Cass. civ 1ère 3 novembre 2016 n 15-25.348 : Responsabilité pour faute et impossibilité d’identification de l’auteur

17/11/2016

1. Madame A. a été opérée le 6 octobre 2004 pour une hystérectomie totale par laparatomie au sein de la Clinique S. par le docteur X., puis à nouveau le 10 octobre 2004 pour une récidive de hernie hiatale par laparatomie réalisée dans un autre établissement par un autre médecin. Le 4 décembre 2007, lors d’une nouvelle laparatomie, une compresse chirurgicale a été retrouvée dans l’abdomen de Madame A.

C’est ainsi qu’elle a assigné en responsabilité et en indemnisation des préjudices subis, le premier établissement de santé et les deux chirurgiens.

Par arrêt du 16 octobre 2014, la Cour d’appel d’Aix en Provence a rejeté les demandes de Madame A. faute pour elle d’établir l’acte chirurgical au cours duquel la compresse avait été oubliée.

Madame A. s’est pourvue en cassation en faisant valoir que lorsque la preuve d’une négligence fautive consistant en l’oubli d’un matériel chirurgical dans le corps du patient est rapportée, il appartient à chaque professionnel et établissement de santé mis en cause de prouver qu’il n’est pas à l’origine de la faute.

Au visa de l’article L. 1142-1 I alinéa 1er du code de la santé publique qui prévoit que la responsabilité d’un professionnel de santé n’est engagée qu’en cas de faute, la Cour de cassation rappelle que la preuve d’une faute incombe au demandeur et que s’agissant d’une responsabilité personnelle, elle implique que soit identifié le professionnel de santé ou l’établissement de santé auquel elle est imputable ou qui répond de ses conséquences.

En l’espèce, aucune donnée ne permettant de rattacher la présence de la compresse à telle ou telle intervention, aucun comportement fautif de tel ou tel médecin n’était donc démontré.

2. La problématique liée à l’identification du responsable lorsqu’un dommage est avéré, n’est pas nouvelle.

Elle a pu déjà donner lieu à deux décisions remarquées de la Cour de cassation :
-en matière d’infection nosocomiale : « ..lorsque la preuve d’une infection nosocomiale est apportée mais que celle-ci est susceptible d’avoir été contractée dans plusieurs établissements de santé, il appartient à chacun de ceux dont la responsabilité est recherchée d’établir qu’il n’est pas à l’origine de cette infection » (Cass. 1ère civ. 17 juin 2010 -Bull. civ.

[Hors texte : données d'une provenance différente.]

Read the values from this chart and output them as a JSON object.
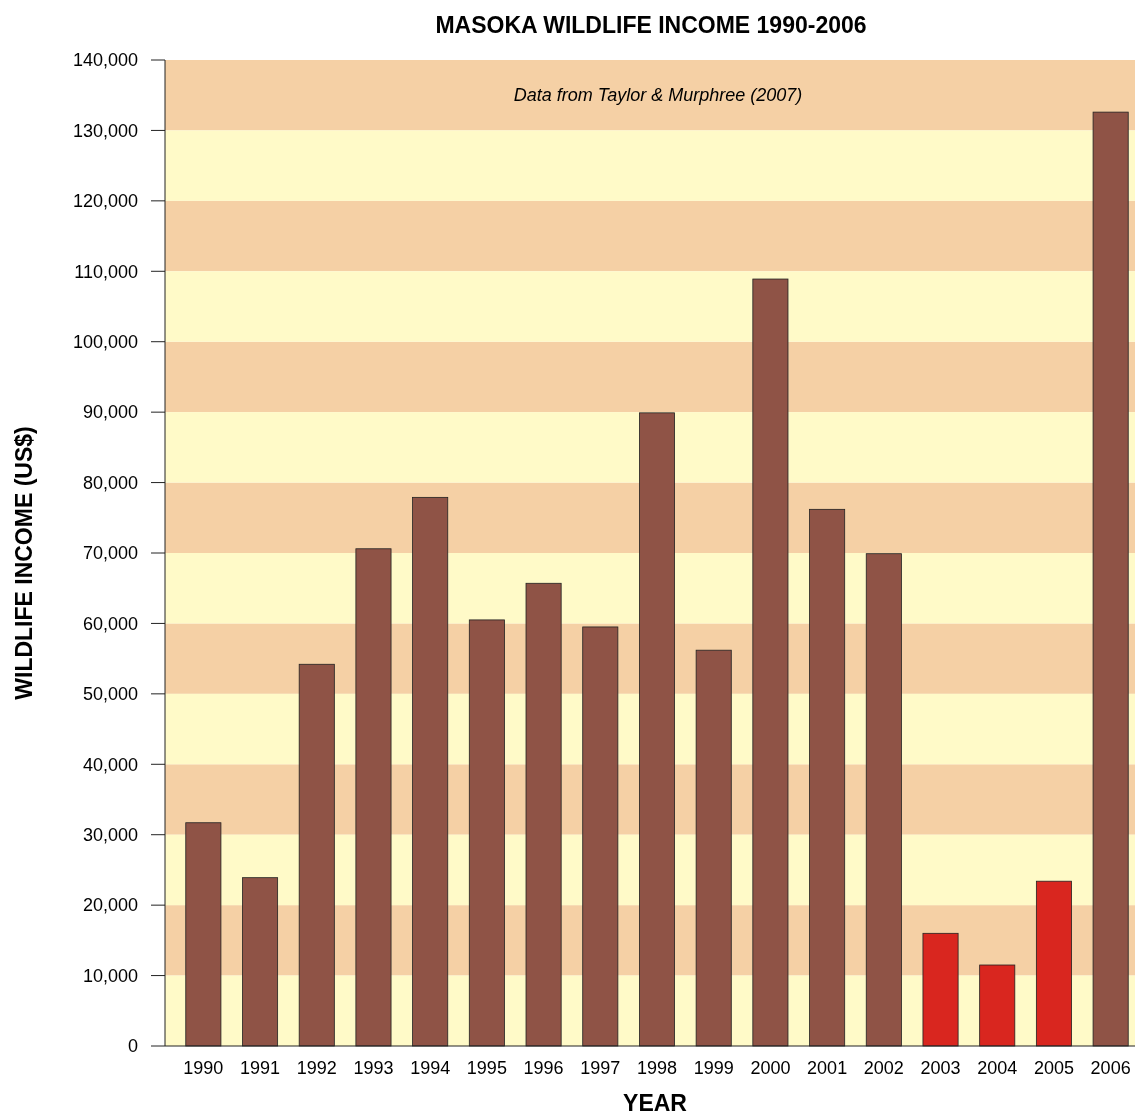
{
  "chart_data": {
    "type": "bar",
    "title": "MASOKA WILDLIFE INCOME 1990-2006",
    "xlabel": "YEAR",
    "ylabel": "WILDLIFE INCOME (US$)",
    "annotations": [
      "Data from Taylor & Murphree (2007)"
    ],
    "categories": [
      "1990",
      "1991",
      "1992",
      "1993",
      "1994",
      "1995",
      "1996",
      "1997",
      "1998",
      "1999",
      "2000",
      "2001",
      "2002",
      "2003",
      "2004",
      "2005",
      "2006"
    ],
    "values": [
      31700,
      23900,
      54200,
      70600,
      77900,
      60500,
      65700,
      59500,
      89900,
      56200,
      108900,
      76200,
      69900,
      16000,
      11500,
      23400,
      132600
    ],
    "colors": [
      "#8f5346",
      "#8f5346",
      "#8f5346",
      "#8f5346",
      "#8f5346",
      "#8f5346",
      "#8f5346",
      "#8f5346",
      "#8f5346",
      "#8f5346",
      "#8f5346",
      "#8f5346",
      "#8f5346",
      "#d9261f",
      "#d9261f",
      "#d9261f",
      "#8f5346"
    ],
    "ylim": [
      0,
      140000
    ],
    "yticks": [
      0,
      {
        "value": 10000,
        "label": "10,000"
      },
      {
        "value": 20000,
        "label": "20,000"
      },
      {
        "value": 30000,
        "label": "30,000"
      },
      {
        "value": 40000,
        "label": "40,000"
      },
      {
        "value": 50000,
        "label": "50,000"
      },
      {
        "value": 60000,
        "label": "60,000"
      },
      {
        "value": 70000,
        "label": "70,000"
      },
      {
        "value": 80000,
        "label": "80,000"
      },
      {
        "value": 90000,
        "label": "90,000"
      },
      {
        "value": 100000,
        "label": "100,000"
      },
      {
        "value": 110000,
        "label": "110,000"
      },
      {
        "value": 120000,
        "label": "120,000"
      },
      {
        "value": 130000,
        "label": "130,000"
      },
      {
        "value": 140000,
        "label": "140,000"
      }
    ],
    "bands": [
      {
        "axis": "y",
        "from": 10000,
        "to": 20000,
        "color": "#f5d0a5"
      },
      {
        "axis": "y",
        "from": 30000,
        "to": 40000,
        "color": "#f5d0a5"
      },
      {
        "axis": "y",
        "from": 50000,
        "to": 60000,
        "color": "#f5d0a5"
      },
      {
        "axis": "y",
        "from": 70000,
        "to": 80000,
        "color": "#f5d0a5"
      },
      {
        "axis": "y",
        "from": 90000,
        "to": 100000,
        "color": "#f5d0a5"
      },
      {
        "axis": "y",
        "from": 110000,
        "to": 120000,
        "color": "#f5d0a5"
      },
      {
        "axis": "y",
        "from": 130000,
        "to": 140000,
        "color": "#f5d0a5"
      },
      {
        "axis": "y",
        "from": 0,
        "to": 10000,
        "color": "#fffac8"
      },
      {
        "axis": "y",
        "from": 20000,
        "to": 30000,
        "color": "#fffac8"
      },
      {
        "axis": "y",
        "from": 40000,
        "to": 50000,
        "color": "#fffac8"
      },
      {
        "axis": "y",
        "from": 60000,
        "to": 70000,
        "color": "#fffac8"
      },
      {
        "axis": "y",
        "from": 80000,
        "to": 90000,
        "color": "#fffac8"
      },
      {
        "axis": "y",
        "from": 100000,
        "to": 110000,
        "color": "#fffac8"
      },
      {
        "axis": "y",
        "from": 120000,
        "to": 130000,
        "color": "#fffac8"
      }
    ]
  }
}
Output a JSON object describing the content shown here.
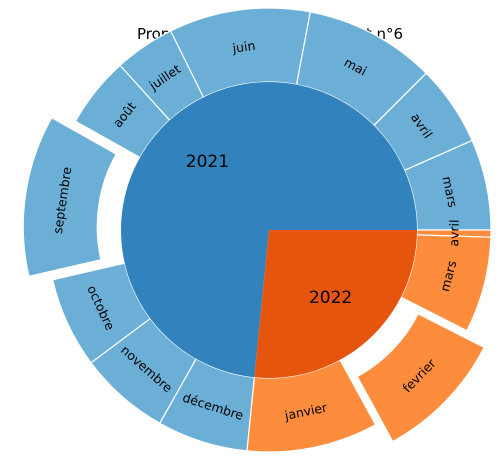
{
  "chart_data": {
    "type": "pie",
    "subtype": "nested-donut",
    "title": "Propreté dans l'arrondissement n°6",
    "start_angle_deg": 0,
    "direction": "counterclockwise",
    "inner": [
      {
        "label": "2021",
        "value": 10,
        "color": "#3182bd"
      },
      {
        "label": "2022",
        "value": 3.62,
        "color": "#e6550d"
      }
    ],
    "outer": [
      {
        "label": "mars",
        "year": "2021",
        "value": 0.9,
        "explode": false,
        "color": "#6baed6"
      },
      {
        "label": "avril",
        "year": "2021",
        "value": 0.8,
        "explode": false,
        "color": "#6baed6"
      },
      {
        "label": "mai",
        "year": "2021",
        "value": 1.3,
        "explode": false,
        "color": "#6baed6"
      },
      {
        "label": "juin",
        "year": "2021",
        "value": 1.4,
        "explode": false,
        "color": "#6baed6"
      },
      {
        "label": "juillet",
        "year": "2021",
        "value": 0.6,
        "explode": false,
        "color": "#6baed6"
      },
      {
        "label": "août",
        "year": "2021",
        "value": 0.7,
        "explode": false,
        "color": "#6baed6"
      },
      {
        "label": "septembre",
        "year": "2021",
        "value": 1.6,
        "explode": true,
        "color": "#6baed6"
      },
      {
        "label": "octobre",
        "year": "2021",
        "value": 0.9,
        "explode": false,
        "color": "#6baed6"
      },
      {
        "label": "novembre",
        "year": "2021",
        "value": 0.9,
        "explode": false,
        "color": "#6baed6"
      },
      {
        "label": "décembre",
        "year": "2021",
        "value": 0.9,
        "explode": false,
        "color": "#6baed6"
      },
      {
        "label": "janvier",
        "year": "2022",
        "value": 1.3,
        "explode": false,
        "color": "#fd8d3c"
      },
      {
        "label": "fevrier",
        "year": "2022",
        "value": 1.3,
        "explode": true,
        "color": "#fd8d3c"
      },
      {
        "label": "mars",
        "year": "2022",
        "value": 0.95,
        "explode": false,
        "color": "#fd8d3c"
      },
      {
        "label": "avril",
        "year": "2022",
        "value": 0.07,
        "explode": false,
        "color": "#fd8d3c"
      }
    ]
  }
}
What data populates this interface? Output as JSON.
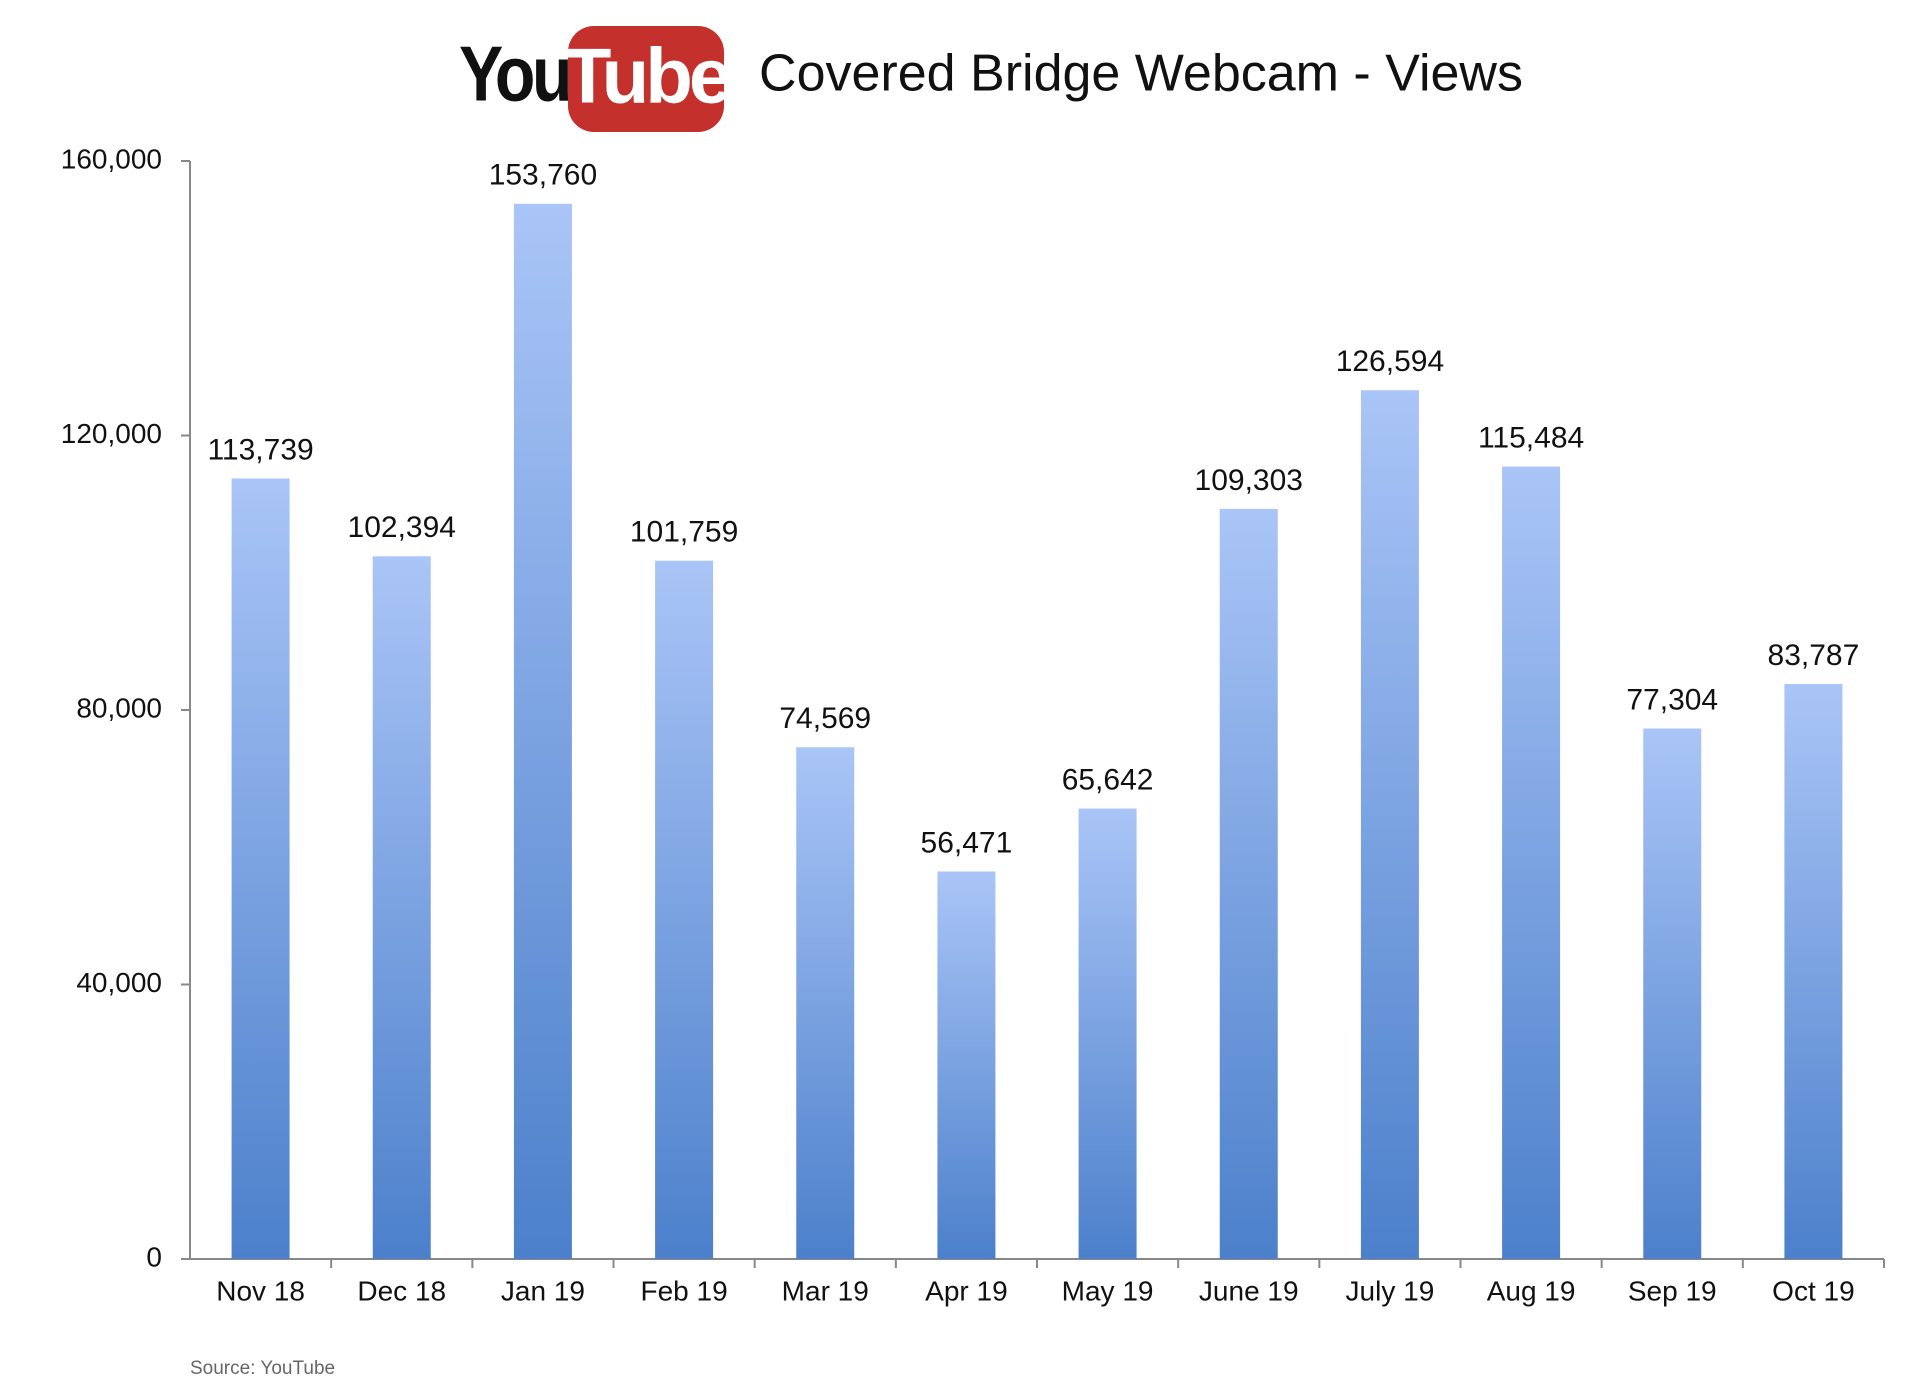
{
  "chart_data": {
    "type": "bar",
    "logo": {
      "you": "You",
      "tube": "Tube"
    },
    "title": "Covered Bridge Webcam - Views",
    "source": "Source: YouTube",
    "categories": [
      "Nov 18",
      "Dec 18",
      "Jan 19",
      "Feb 19",
      "Mar 19",
      "Apr 19",
      "May 19",
      "June 19",
      "July 19",
      "Aug 19",
      "Sep 19",
      "Oct 19"
    ],
    "values": [
      113739,
      102394,
      153760,
      101759,
      74569,
      56471,
      65642,
      109303,
      126594,
      115484,
      77304,
      83787
    ],
    "value_labels": [
      "113,739",
      "102,394",
      "153,760",
      "101,759",
      "74,569",
      "56,471",
      "65,642",
      "109,303",
      "126,594",
      "115,484",
      "77,304",
      "83,787"
    ],
    "color": "#5a8ad2",
    "ylim": [
      0,
      160000
    ],
    "yticks": [
      0,
      {
        "value": 40000,
        "label": "40,000"
      },
      {
        "value": 80000,
        "label": "80,000"
      },
      {
        "value": 120000,
        "label": "120,000"
      },
      {
        "value": 160000,
        "label": "160,000"
      }
    ],
    "grid": false
  }
}
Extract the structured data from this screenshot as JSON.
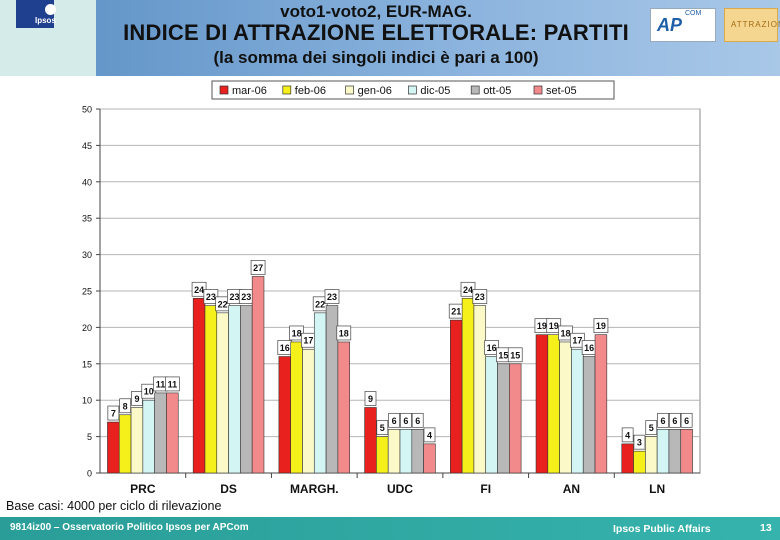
{
  "header": {
    "title_line1": "voto1-voto2, EUR-MAG.",
    "title_line2": "INDICE DI ATTRAZIONE ELETTORALE: PARTITI",
    "title_line3": "(la somma dei singoli indici è pari a 100)",
    "logo_label": "Ipsos",
    "partner_logo_text": "AP",
    "partner_logo_sup": "COM",
    "partner2_logo_text": "ATTRAZIONE"
  },
  "chart_data": {
    "type": "bar",
    "categories": [
      "PRC",
      "DS",
      "MARGH.",
      "UDC",
      "FI",
      "AN",
      "LN"
    ],
    "series": [
      {
        "name": "mar-06",
        "color": "#e8201e",
        "values": [
          7,
          24,
          16,
          9,
          21,
          19,
          4
        ]
      },
      {
        "name": "feb-06",
        "color": "#f5ef1a",
        "values": [
          8,
          23,
          18,
          5,
          24,
          19,
          3
        ]
      },
      {
        "name": "gen-06",
        "color": "#fbf9c8",
        "values": [
          9,
          22,
          17,
          6,
          23,
          18,
          5
        ]
      },
      {
        "name": "dic-05",
        "color": "#d3f5f4",
        "values": [
          10,
          23,
          22,
          6,
          16,
          17,
          6
        ]
      },
      {
        "name": "ott-05",
        "color": "#b8b8b8",
        "values": [
          11,
          23,
          23,
          6,
          15,
          16,
          6
        ]
      },
      {
        "name": "set-05",
        "color": "#f2898a",
        "values": [
          11,
          27,
          18,
          4,
          15,
          19,
          6
        ]
      }
    ],
    "ylim": [
      0,
      50
    ],
    "yticks": [
      0,
      5,
      10,
      15,
      20,
      25,
      30,
      35,
      40,
      45,
      50
    ],
    "grid": true,
    "legend_position": "top-center",
    "data_labels": true
  },
  "note": "Base casi: 4000 per ciclo di rilevazione",
  "footer": {
    "left": "9814iz00 – Osservatorio Politico Ipsos per APCom",
    "middle": "Ipsos Public Affairs",
    "page": "13"
  }
}
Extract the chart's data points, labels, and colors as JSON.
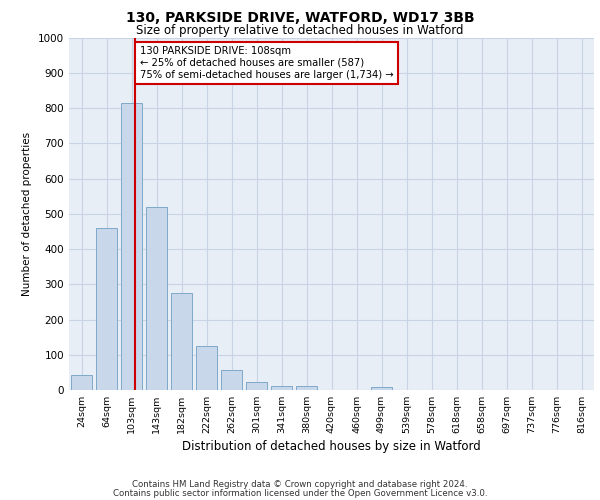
{
  "title_line1": "130, PARKSIDE DRIVE, WATFORD, WD17 3BB",
  "title_line2": "Size of property relative to detached houses in Watford",
  "xlabel": "Distribution of detached houses by size in Watford",
  "ylabel": "Number of detached properties",
  "footnote1": "Contains HM Land Registry data © Crown copyright and database right 2024.",
  "footnote2": "Contains public sector information licensed under the Open Government Licence v3.0.",
  "bar_labels": [
    "24sqm",
    "64sqm",
    "103sqm",
    "143sqm",
    "182sqm",
    "222sqm",
    "262sqm",
    "301sqm",
    "341sqm",
    "380sqm",
    "420sqm",
    "460sqm",
    "499sqm",
    "539sqm",
    "578sqm",
    "618sqm",
    "658sqm",
    "697sqm",
    "737sqm",
    "776sqm",
    "816sqm"
  ],
  "bar_values": [
    42,
    460,
    815,
    520,
    275,
    125,
    58,
    22,
    10,
    10,
    0,
    0,
    8,
    0,
    0,
    0,
    0,
    0,
    0,
    0,
    0
  ],
  "bar_color": "#c8d8ea",
  "bar_edgecolor": "#7fa8c8",
  "ylim": [
    0,
    1000
  ],
  "yticks": [
    0,
    100,
    200,
    300,
    400,
    500,
    600,
    700,
    800,
    900,
    1000
  ],
  "property_label": "130 PARKSIDE DRIVE: 108sqm",
  "annotation_line1": "← 25% of detached houses are smaller (587)",
  "annotation_line2": "75% of semi-detached houses are larger (1,734) →",
  "vline_color": "#cc0000",
  "annotation_box_edgecolor": "#cc0000",
  "grid_color": "#c8d4e4",
  "background_color": "#e8eef6",
  "vline_position": 2.125
}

I, n° 137, pourvoi n°09-67011),
– dans l’affaire dite du Distilbène, dans un arrêt du 24 septembre 2009 (Bull. civ. I, n°187, pourvoi n°08-16305) : dès lors qu’il était constaté que le DES avait bien été la cause directe de la pathologie tumorale et qu’ainsi Mme Y. avait été exposée in utero à la molécule litigieuse, la Cour considère qu’il appartenait alors à chacun des deux laboratoires qui avaient tous deux mis sur le marché la molécule à l’origine du dommage, de prouver que son produit n’était pas à l’origine du dommage.

3. La différence entre ces affaires qui apparaît justifier l’application d’un principe différent, est bien le régime de responsabilité : pour faute d’un côté et sans faute de l’autre. La faute qui induit une responsabilité personnelle, doit être prouvée et précisément imputée.